Needless to say I can count on one hand how many times my extended family members have been here to visit. Infact I would only need ½ of one hand. Because the times are sparse, and few. And while many question why I stay here, when I don’t have but a few pieces of family here – I answer back that it is precisely why I love it here so much. Sure the surroundings help, but the seclusion helps too. Anyone who wants to see me, really has to want to. And lets face it – not many want to. And that is ok with me.
Obviously it gets rough going at times – but that isn’t because of where I live, or who lives close by. Its because of certain circumstances, and certain happenings. Its because sometimes – life gives you a run for your money. And that wont change, no matter where I live.
Life with Josh isn’t what you would exactly call, typical. There are things we avoid, things we give up, things we don’t do. An unspoken pact. Its not that we complain, we adapt. We readjust our lives and march forward. Trying, in vain at times, to see the gold at the end of the rainbow. We all know its there – its just sometimes that rainbow goes behind a cloud, and the path is lost.
Earlier last week, I took the boys to lunch. A feat that hasn’t been attempted in atleast 6 months. Josh doesn’t eat unless he is at home. And everything is just right. He doesn’t tolerate large crowds for long periods of time, and braving a restaurant at rush hour, during the summer when there are usually no booths available – was probably a somewhat stupid move.
But there we sat. In an all to familiar setting. An old diner, outdated and cluttered. The atmosphere attempting to bring back the 60’s is seemingly popular, because every seat was taken. We snagged the last both, and watched the people come and go after placing our order.
The wait was longer than usual, and Josh was doing his best to stayed glued together. Once the food arrived I barked the orders to Dylan that we needed to eat quickly, and set to work.
Josh, who had held himself together thus far, was starting to unravel. It became more and more obvious that there was something different about him. Not only would he not touch his food, his shrieks became louder. Feeling as though all eyes were on us, I attempted to quiet him, knowing full well it would do no good.
Mid way through, an older waitress appeared. Fearing she was going to ask us to leave, I beat her to the punch and asked for the check. And a to go box, because although he smiled when his pancakes arrived – he wouldn’t dare touch them. She smiled, and commented on the boys. Knowing that the next line was going to be something related to “…but we need to ask you to leave.” I shoveled in the last of my lunch.
“I hope you enjoyed that” she smiled. “Because we decided to pay for your lunch.”

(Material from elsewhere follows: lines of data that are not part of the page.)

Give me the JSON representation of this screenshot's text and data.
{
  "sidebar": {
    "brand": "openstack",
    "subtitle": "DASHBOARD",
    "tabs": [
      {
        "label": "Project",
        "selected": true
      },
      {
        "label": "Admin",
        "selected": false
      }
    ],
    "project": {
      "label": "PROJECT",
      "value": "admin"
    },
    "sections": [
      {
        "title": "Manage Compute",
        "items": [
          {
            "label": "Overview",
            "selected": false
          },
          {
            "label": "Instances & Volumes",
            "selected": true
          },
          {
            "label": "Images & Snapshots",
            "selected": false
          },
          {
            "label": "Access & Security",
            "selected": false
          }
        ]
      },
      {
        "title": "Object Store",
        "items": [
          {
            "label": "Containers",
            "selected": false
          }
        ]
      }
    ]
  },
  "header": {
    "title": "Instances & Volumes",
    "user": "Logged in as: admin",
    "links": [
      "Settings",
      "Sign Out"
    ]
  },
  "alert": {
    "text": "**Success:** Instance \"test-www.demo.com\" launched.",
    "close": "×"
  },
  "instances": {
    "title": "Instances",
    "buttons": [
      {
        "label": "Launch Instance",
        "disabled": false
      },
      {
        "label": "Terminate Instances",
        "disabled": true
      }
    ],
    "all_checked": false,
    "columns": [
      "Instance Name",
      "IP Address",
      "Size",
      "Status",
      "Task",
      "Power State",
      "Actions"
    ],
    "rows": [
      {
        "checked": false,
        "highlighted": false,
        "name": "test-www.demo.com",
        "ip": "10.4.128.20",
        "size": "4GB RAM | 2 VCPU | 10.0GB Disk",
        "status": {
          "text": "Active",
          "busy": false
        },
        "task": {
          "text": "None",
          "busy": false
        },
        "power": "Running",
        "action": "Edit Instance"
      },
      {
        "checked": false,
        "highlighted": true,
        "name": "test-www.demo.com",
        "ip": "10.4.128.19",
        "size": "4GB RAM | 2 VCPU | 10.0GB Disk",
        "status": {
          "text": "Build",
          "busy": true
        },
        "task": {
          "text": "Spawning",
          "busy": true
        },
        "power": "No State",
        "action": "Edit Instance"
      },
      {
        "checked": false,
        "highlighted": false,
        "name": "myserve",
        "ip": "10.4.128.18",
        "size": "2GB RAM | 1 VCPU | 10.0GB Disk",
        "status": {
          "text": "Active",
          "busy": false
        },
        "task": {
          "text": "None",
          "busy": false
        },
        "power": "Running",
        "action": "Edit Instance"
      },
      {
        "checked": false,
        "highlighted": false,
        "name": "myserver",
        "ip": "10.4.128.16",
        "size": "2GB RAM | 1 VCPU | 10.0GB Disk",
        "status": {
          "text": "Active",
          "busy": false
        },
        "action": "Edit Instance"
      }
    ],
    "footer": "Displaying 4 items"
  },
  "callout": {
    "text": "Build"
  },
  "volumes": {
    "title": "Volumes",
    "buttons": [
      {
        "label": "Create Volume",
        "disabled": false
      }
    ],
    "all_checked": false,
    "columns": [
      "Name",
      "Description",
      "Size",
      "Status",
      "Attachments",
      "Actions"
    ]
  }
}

She went on to add that they, the entire staff, was glad we have come in. And that we were missed. Even though we hadn’t been in for a long stretch, and our visits were few and far between – they were glad we showed up. And to show their appreciation, they wanted to buy our lunch.
This afternoon, as I reflect on life here – I am reminded that I may not have blood family here. But I live in a community that accepts their own, and embraces them, fully. And to quote our daily news: “It’s been a tough summer for Ketchikan. It’s also been one with an outpouring of compassion and understanding that makes us all grateful to call this community home.”
I couldn’t have said it better if I tried. This is home. This will always be home. And nowhere else, no matter how many blood relatives roam the streets, can change my opinion.